Neoadjuvant Chemotherapy or Upfront Surgery in Advanced Ovarian Cancer?

November 19, 2018

A pooled analysis of two randomized trials found that neoadjuvant chemotherapy and upfront debulking surgery yield similar outcomes in patients with advanced tubo-ovarian cancer, except in some settings.

A pooled analysis of two randomized trials found that neoadjuvant chemotherapy and upfront debulking surgery yield similar outcomes in patients with advanced tubo-ovarian cancer, though patients with stage IV disease fare better with neoadjuvant therapy.

For several decades, upfront debulking surgery has been considered standard for women presenting with advanced cancer of the ovary, fallopian tube, or peritoneum. More recently, neoadjuvant chemotherapy followed by cytoreductive surgery has gained momentum. “However, the selection of women with advanced ovarian cancer for neoadjuvant chemotherapy or upfront debulking surgery remains controversial,” wrote study authors led by Ignace Vergote, MD, of University Hospitals Leuven in Belgium.

The new study examining these two treatment options was a pooled analysis of the randomized European Organisation for Research and Treatment of Cancer (EORTC) 55971 trial and the CHORUS trial. It included a total of 1,220 women with tubo-ovarian cancer; of those, 612 were randomized to undergo upfront debulking surgery, and 608 received neoadjuvant chemotherapy. The results were published in Lancet Oncology.

In the full cohort, the median age was 63 years, and the median size of the largest metastatic tumor at diagnosis was 8 cm.

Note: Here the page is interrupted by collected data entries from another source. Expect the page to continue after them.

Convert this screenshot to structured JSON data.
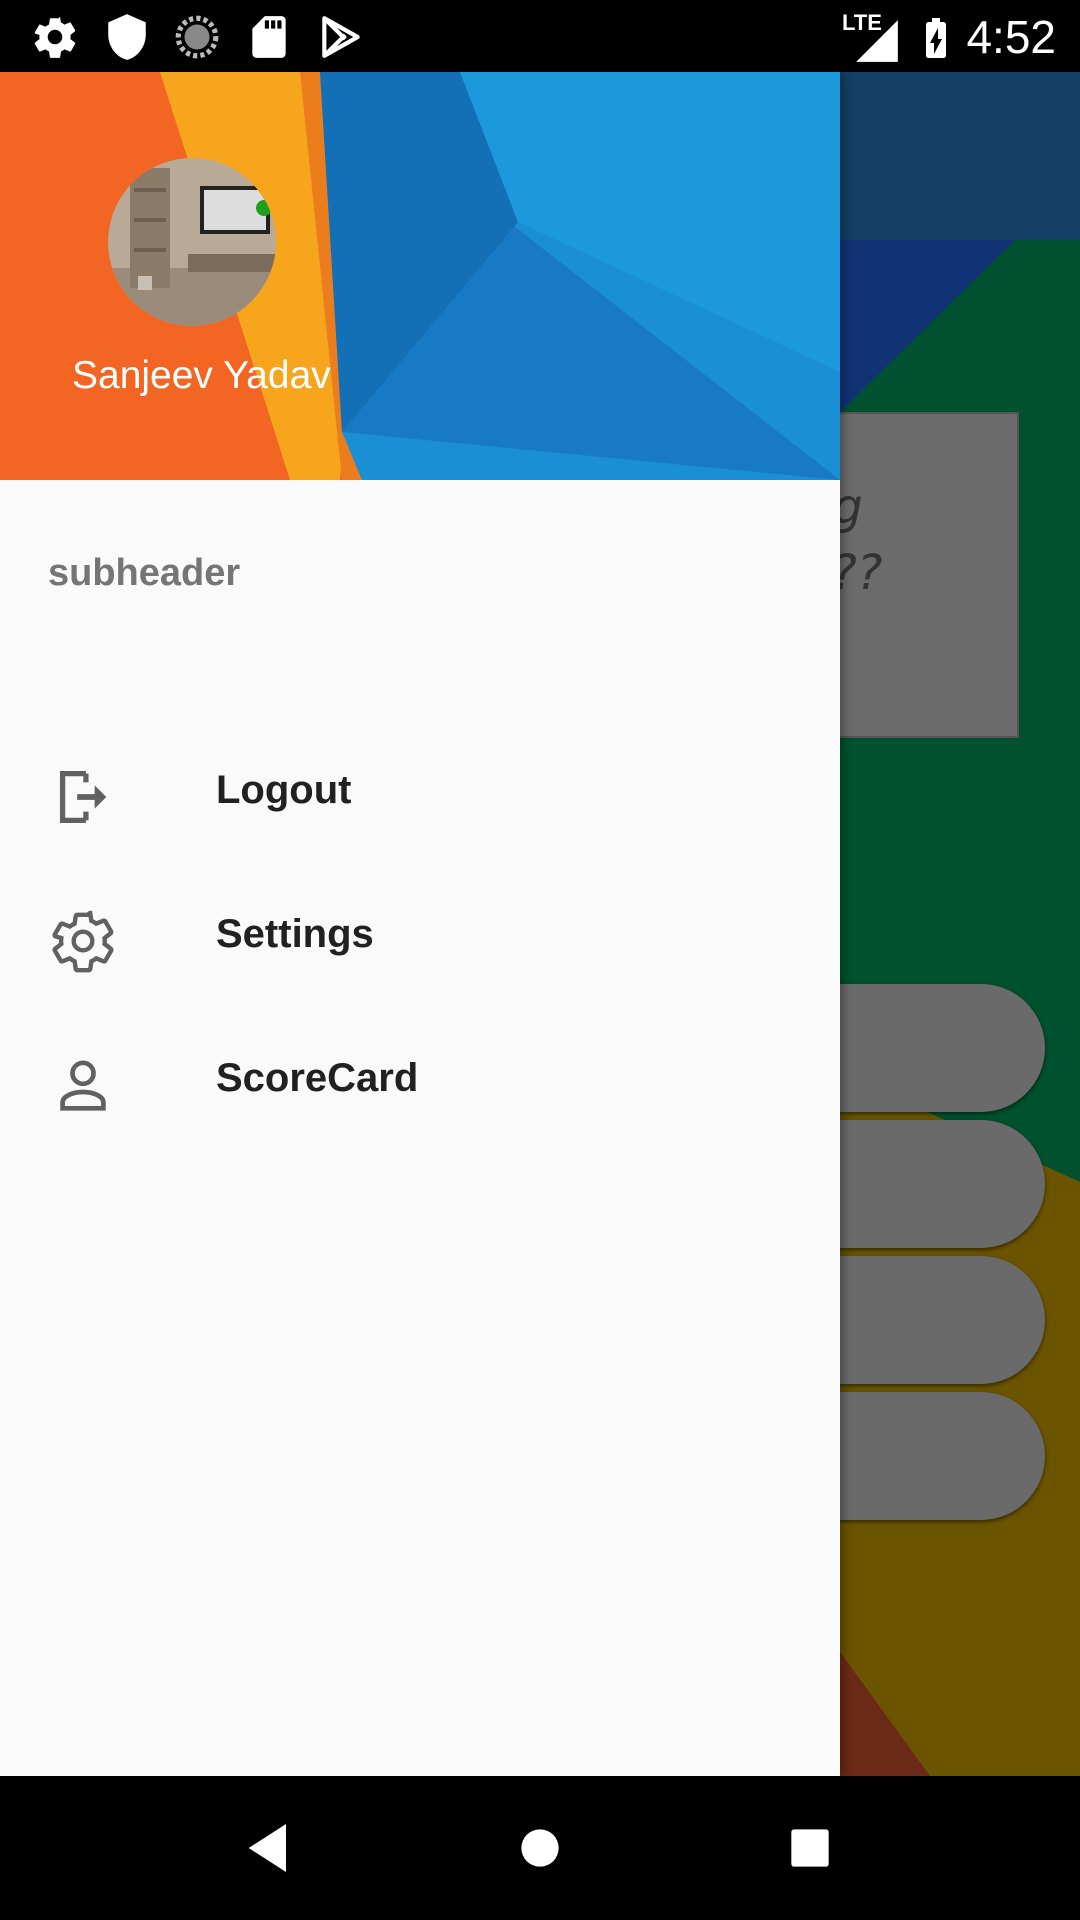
{
  "status_bar": {
    "time": "4:52",
    "network_label": "LTE",
    "icons": [
      "settings-icon",
      "shield-icon",
      "sync-icon",
      "sd-card-icon",
      "play-store-icon",
      "signal-icon",
      "battery-charging-icon"
    ]
  },
  "background_app": {
    "card_text_line1": "ng",
    "card_text_line2": "a??",
    "colors": {
      "toolbar": "#123f63",
      "green": "#00512f",
      "yellow": "#6b5400"
    }
  },
  "drawer": {
    "header": {
      "user_name": "Sanjeev Yadav",
      "colors": {
        "orange": "#f26522",
        "amber": "#f8a51e",
        "blue": "#1a8fd6"
      }
    },
    "subheader": "subheader",
    "items": [
      {
        "label": "Logout",
        "icon": "logout-icon"
      },
      {
        "label": "Settings",
        "icon": "gear-icon"
      },
      {
        "label": "ScoreCard",
        "icon": "person-icon"
      }
    ]
  },
  "nav_bar": {
    "buttons": [
      "back-icon",
      "home-icon",
      "recents-icon"
    ]
  }
}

A total of 55 women (5%) had stage II–IIIB disease, 831 (68%) had stage IIIC disease, and 230 patients (19%) had stage IV disease; staging information was missing in 9% of the cohort.

The survival outcomes were similar with the two treatment approaches. The median overall survival (OS) was 27.6 months with neoadjuvant chemotherapy, compared with 26.9 months with upfront debulking surgery, for a hazard ratio (HR) of 0.97 (95% CI, 0.86–1.09; P = .586). The progression-free survival for the two therapies was 11.6 months and 11.1 months, respectively, for an HR of 0.98 (95% CI, 0.87–1.10; P = .688).

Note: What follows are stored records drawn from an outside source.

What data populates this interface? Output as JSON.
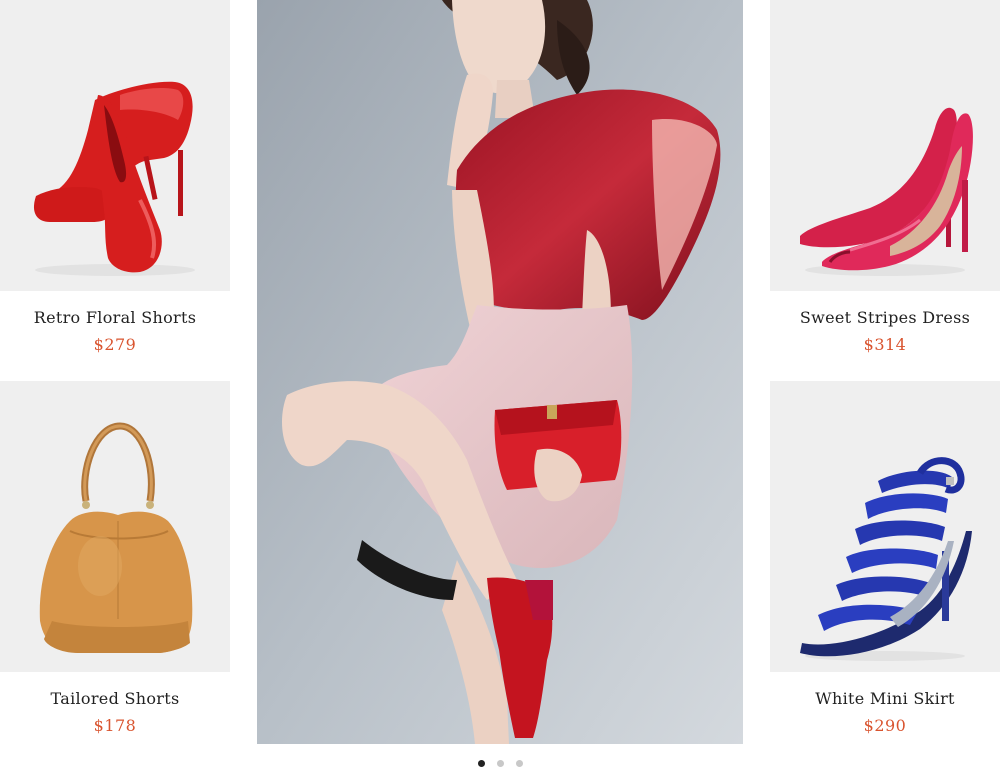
{
  "products": [
    {
      "name": "Retro Floral Shorts",
      "price": "$279",
      "image_icon": "red-pumps-icon"
    },
    {
      "name": "Tailored Shorts",
      "price": "$178",
      "image_icon": "tan-handbag-icon"
    },
    {
      "name": "Sweet Stripes Dress",
      "price": "$314",
      "image_icon": "pink-peeptoe-icon"
    },
    {
      "name": "White Mini Skirt",
      "price": "$290",
      "image_icon": "blue-sandal-icon"
    }
  ],
  "hero": {
    "image_icon": "model-photo"
  },
  "carousel": {
    "page_count": 3,
    "active_index": 0
  },
  "colors": {
    "price": "#d9542f",
    "tile_bg": "#efefef",
    "dot_active": "#222222",
    "dot_inactive": "#c8c8c8"
  }
}
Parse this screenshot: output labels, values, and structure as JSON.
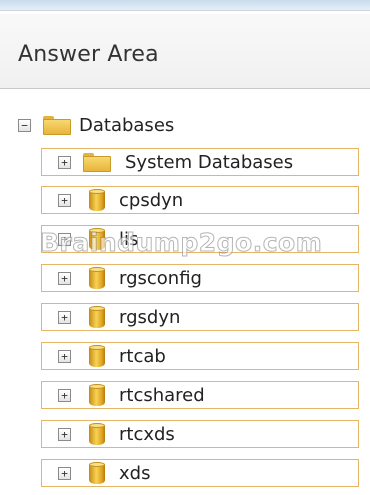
{
  "header": {
    "title": "Answer Area"
  },
  "tree": {
    "root": {
      "expander": "−",
      "label": "Databases"
    },
    "items": [
      {
        "expander": "+",
        "label": "System Databases",
        "icon": "folder-icon"
      },
      {
        "expander": "+",
        "label": "cpsdyn",
        "icon": "database-icon"
      },
      {
        "expander": "+",
        "label": "lis",
        "icon": "database-icon"
      },
      {
        "expander": "+",
        "label": "rgsconfig",
        "icon": "database-icon"
      },
      {
        "expander": "+",
        "label": "rgsdyn",
        "icon": "database-icon"
      },
      {
        "expander": "+",
        "label": "rtcab",
        "icon": "database-icon"
      },
      {
        "expander": "+",
        "label": "rtcshared",
        "icon": "database-icon"
      },
      {
        "expander": "+",
        "label": "rtcxds",
        "icon": "database-icon"
      },
      {
        "expander": "+",
        "label": "xds",
        "icon": "database-icon"
      }
    ]
  },
  "watermark": "Braindump2go.com",
  "colors": {
    "item_border": "#e7b567",
    "folder": "#f3c955",
    "database": "#e8b030"
  }
}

The results differed by disease stage, however. In patients with stage IIIC disease, the median OS was 30.8 months with neoadjuvant chemotherapy and 28.4 months with upfront surgery, for an HR of 1.04 (95% CI, 0.90–1.21; P = .569). In stage IV disease, though, the median OS with neoadjuvant chemotherapy was 24.3 months, compared with 21.2 months with upfront surgery, for an HR of 0.76 (95% CI, 0.58–1.00; P = .048). Progression-free survival was also better, with a median of 10.6 months compared with 9.7 months, for an HR of 0.77 (95% CI, 0.59–1.00; P = .049).

“Our data suggest that neoadjuvant chemotherapy should be the standard of care for most patients with FIGO stage IV tubo-ovarian cancer, and primary surgery should only be undertaken in these stage IV patients in exceptional circumstances with easily resectable disease,” the authors wrote.

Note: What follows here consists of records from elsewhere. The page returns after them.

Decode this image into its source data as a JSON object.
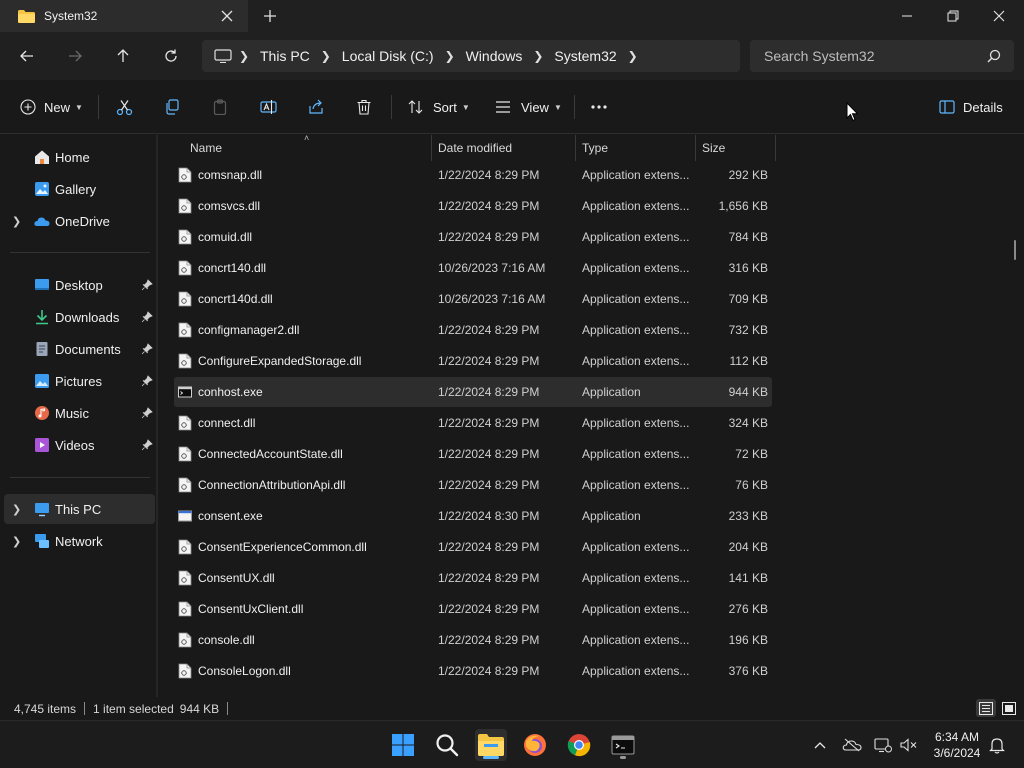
{
  "window": {
    "tab_title": "System32"
  },
  "address": {
    "crumbs": [
      "This PC",
      "Local Disk (C:)",
      "Windows",
      "System32"
    ],
    "search_placeholder": "Search System32"
  },
  "toolbar": {
    "new_label": "New",
    "sort_label": "Sort",
    "view_label": "View",
    "details_label": "Details"
  },
  "sidebar": {
    "items": [
      {
        "label": "Home",
        "icon": "home-icon"
      },
      {
        "label": "Gallery",
        "icon": "gallery-icon"
      },
      {
        "label": "OneDrive",
        "icon": "onedrive-icon"
      },
      {
        "label": "Desktop",
        "icon": "desktop-icon"
      },
      {
        "label": "Downloads",
        "icon": "downloads-icon"
      },
      {
        "label": "Documents",
        "icon": "documents-icon"
      },
      {
        "label": "Pictures",
        "icon": "pictures-icon"
      },
      {
        "label": "Music",
        "icon": "music-icon"
      },
      {
        "label": "Videos",
        "icon": "videos-icon"
      },
      {
        "label": "This PC",
        "icon": "this-pc-icon"
      },
      {
        "label": "Network",
        "icon": "network-icon"
      }
    ]
  },
  "columns": {
    "name": "Name",
    "date": "Date modified",
    "type": "Type",
    "size": "Size"
  },
  "files": [
    {
      "name": "comsnap.dll",
      "date": "1/22/2024 8:29 PM",
      "type": "Application extens...",
      "size": "292 KB",
      "kind": "dll"
    },
    {
      "name": "comsvcs.dll",
      "date": "1/22/2024 8:29 PM",
      "type": "Application extens...",
      "size": "1,656 KB",
      "kind": "dll"
    },
    {
      "name": "comuid.dll",
      "date": "1/22/2024 8:29 PM",
      "type": "Application extens...",
      "size": "784 KB",
      "kind": "dll"
    },
    {
      "name": "concrt140.dll",
      "date": "10/26/2023 7:16 AM",
      "type": "Application extens...",
      "size": "316 KB",
      "kind": "dll"
    },
    {
      "name": "concrt140d.dll",
      "date": "10/26/2023 7:16 AM",
      "type": "Application extens...",
      "size": "709 KB",
      "kind": "dll"
    },
    {
      "name": "configmanager2.dll",
      "date": "1/22/2024 8:29 PM",
      "type": "Application extens...",
      "size": "732 KB",
      "kind": "dll"
    },
    {
      "name": "ConfigureExpandedStorage.dll",
      "date": "1/22/2024 8:29 PM",
      "type": "Application extens...",
      "size": "112 KB",
      "kind": "dll"
    },
    {
      "name": "conhost.exe",
      "date": "1/22/2024 8:29 PM",
      "type": "Application",
      "size": "944 KB",
      "kind": "console",
      "selected": true
    },
    {
      "name": "connect.dll",
      "date": "1/22/2024 8:29 PM",
      "type": "Application extens...",
      "size": "324 KB",
      "kind": "dll"
    },
    {
      "name": "ConnectedAccountState.dll",
      "date": "1/22/2024 8:29 PM",
      "type": "Application extens...",
      "size": "72 KB",
      "kind": "dll"
    },
    {
      "name": "ConnectionAttributionApi.dll",
      "date": "1/22/2024 8:29 PM",
      "type": "Application extens...",
      "size": "76 KB",
      "kind": "dll"
    },
    {
      "name": "consent.exe",
      "date": "1/22/2024 8:30 PM",
      "type": "Application",
      "size": "233 KB",
      "kind": "window"
    },
    {
      "name": "ConsentExperienceCommon.dll",
      "date": "1/22/2024 8:29 PM",
      "type": "Application extens...",
      "size": "204 KB",
      "kind": "dll"
    },
    {
      "name": "ConsentUX.dll",
      "date": "1/22/2024 8:29 PM",
      "type": "Application extens...",
      "size": "141 KB",
      "kind": "dll"
    },
    {
      "name": "ConsentUxClient.dll",
      "date": "1/22/2024 8:29 PM",
      "type": "Application extens...",
      "size": "276 KB",
      "kind": "dll"
    },
    {
      "name": "console.dll",
      "date": "1/22/2024 8:29 PM",
      "type": "Application extens...",
      "size": "196 KB",
      "kind": "dll"
    },
    {
      "name": "ConsoleLogon.dll",
      "date": "1/22/2024 8:29 PM",
      "type": "Application extens...",
      "size": "376 KB",
      "kind": "dll"
    }
  ],
  "status": {
    "item_count": "4,745 items",
    "selected": "1 item selected",
    "selected_size": "944 KB"
  },
  "clock": {
    "time": "6:34 AM",
    "date": "3/6/2024"
  },
  "colors": {
    "accent": "#4cc2ff",
    "folder": "#f4c542",
    "selected_row": "#2d2d2d"
  }
}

In an accompanying editorial, Anna Fagotti, MD, of the Fondazione Policlinico Universitario Agostino Gemelli, and Giovanni Scambia, MD, of the Catholic University of the Sacred Heart, both in Rome, wrote that these results are “the most convincing findings to date showing that two different strategies have the same efficacy” in this setting.

They did note the study’s limitations, including a low proportion of patients with no macroscopic residual disease with upfront debulking surgery, as well as inclusion of women with earlier-stage disease. “Nevertheless, in the context of current clinical practice-where the balance between the extent of surgery and patient’s performance status is delicate, and the choice of one treatment over another can be questionable-data from this pooled analysis become more relevant.” Fagotti and Scambia wrote that new and ongoing trials may soon shed more light on the situation, including in combinations of novel agents and in timing of surgery.